Arguments against the ban –
- There is an argument that says that development and deployment of LAWS would not be illegal, and in fact would lead to the saving of human lives. This is because without the driving motivation for self-preservation, LAWS may be used in a self-sacrificing manner, saving human lives in the process.
- Moreover, they can be designed without emotions that normally cloud human judgment during battle leading to unnecessary loss of lives.
- An argument is also put forth that autonomous weapons would have a wide range of uses in scenarios where civilian presence would be minimal or non-existent, such as tank or naval warfare, and that the question of legality depends on how these weapons are used, and not on their development or existence.
Use in India –
- There are many scenarios where Lethal Autonomous Weapons System can be deployed to advantage. Autonomous systems designed to disarm improvised explosive devices (IEDs) are already in use by Indian forces, although these are non-lethal and defensive in nature.

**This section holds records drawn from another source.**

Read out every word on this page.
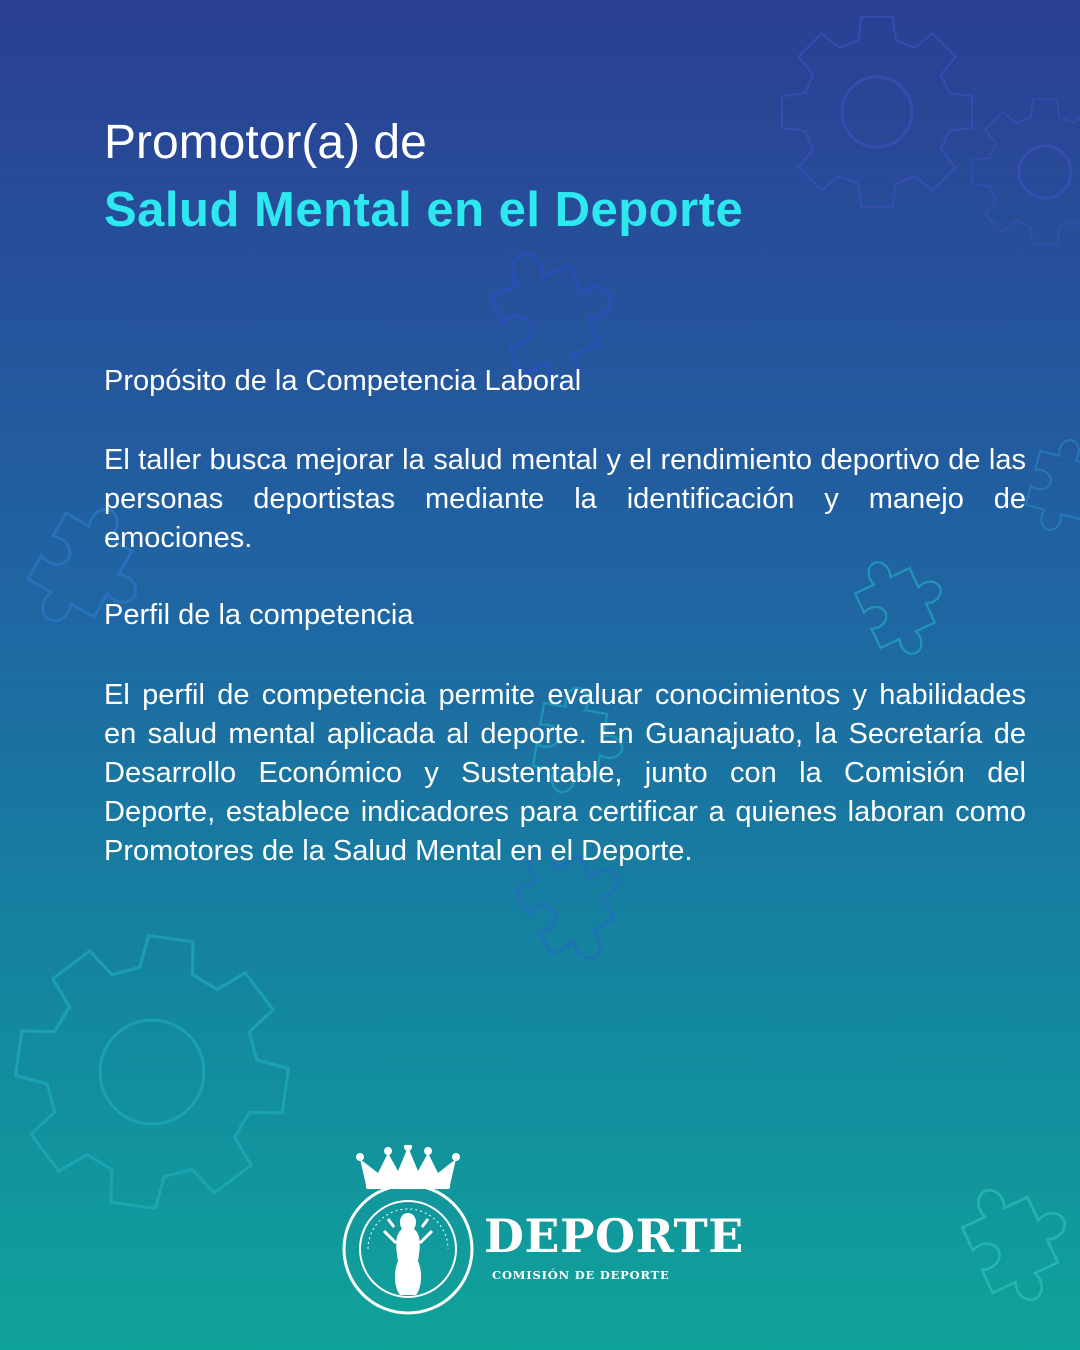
Promotor(a) de
Salud Mental en el Deporte
Propósito de la Competencia Laboral
El taller busca mejorar la salud mental y el rendimiento deportivo de las personas deportistas mediante la identificación y manejo de emociones.
Perfil de la competencia
El perfil de competencia permite evaluar conocimientos y habilidades en salud mental aplicada al deporte. En Guanajuato, la Secretaría de Desarrollo Económico y Sustentable, junto con la Comisión del Deporte, establece indicadores para certificar a quienes laboran como Promotores de la Salud Mental en el Deporte.
DEPORTE
COMISIÓN DE DEPORTE
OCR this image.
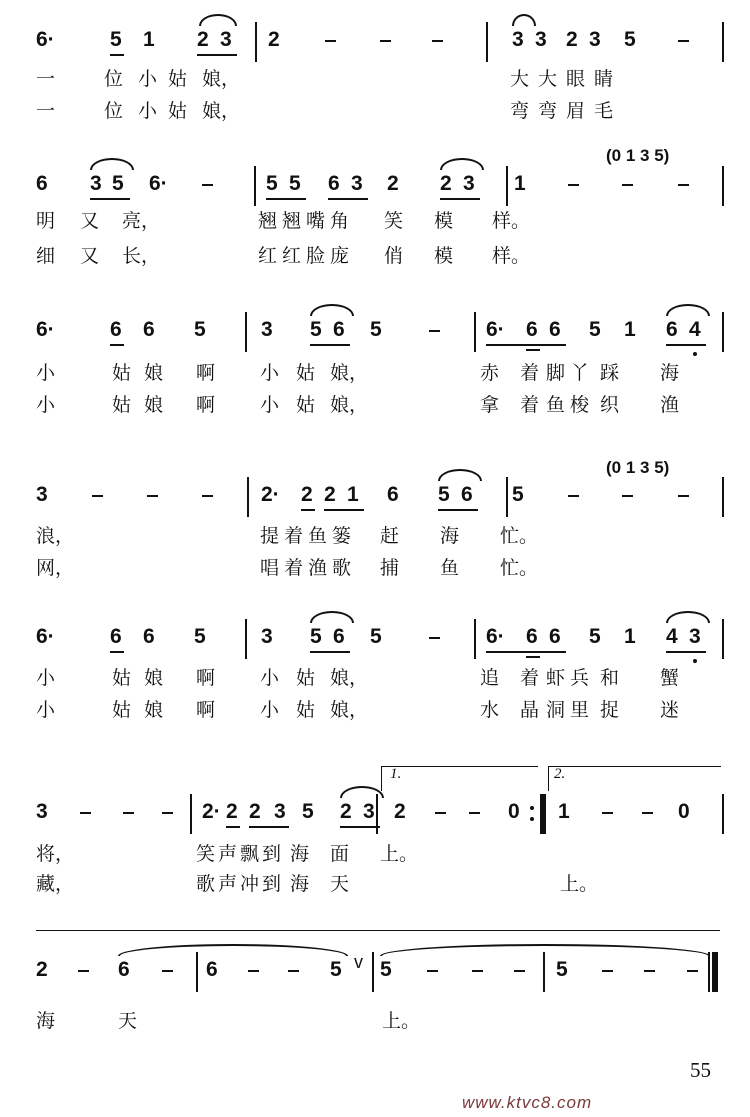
6·	5 1 2 3 2	3 3 2 3 5
6 3 5 6·	5 5 6 3 2 2 3 1
6·	6 6 5	3 5 6 5	6· 6 6 5 1 6 4
3	2· 2 2 1 6 5 6 5
6·	6 6 5	3 5 6 5	6· 6 6 5 1 4 3
3	2· 2 2 3 5 2 3 2	0 1	0
2	6	6	5 5	5
一	位 小 姑 娘，	大 大 眼 睛
一	位 小 姑 娘，	弯 弯 眉 毛
明 又 亮，	翘 翘 嘴 角 笑 模 样。
细 又 长，	红 红 脸 庞 俏 模 样。
小	姑 娘 啊 小 姑 娘，	赤 着 脚 丫 踩 海
小	姑 娘 啊 小 姑 娘，	拿 着 鱼 梭 织 渔
浪，	提 着 鱼 篓 赶 海 忙。
网，	唱 着 渔 歌 捕 鱼 忙。
小	姑 娘 啊 小 姑 娘，	追 着 虾 兵 和 蟹
小	姑 娘 啊 小 姑 娘，	水 晶 洞 里 捉 迷
将，	笑 声 飘 到 海 面 上。
藏，	歌 声 冲 到 海 天	上。
海	天	上。
(0 1 3 5)
(0 1 3 5)
1.	2.
v
55
www.ktvc8.com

- Future possible applications include AI-enabled drone swarms to boost surveillance capabilities; robot sentries along the borders to check infiltration by terrorists; autonomous armed UAVs for use in conventional as well as sub-conventional scenarios, and so on. In general, saving own soldiers from the lethality of war would yield rich dividends to any military force, especially in conventional conflicts.
Notwithstanding the world-wide concern about the development of Lethal Autonomous Weapons System from the legal and ethical points of view, it is increasingly clear that, irrespective of any conventions that may be adopted by the UN, R&D by major countries is likely to proceed unhindered. Given India’s security landscape, perhaps there is a need to adopt a radically different approach for facilitating the development of LAWS. As with any transformation, this is no easy task. Only a determined effort, with specialists on board and due impetus being given from the apex level, is likely to yield the desired results.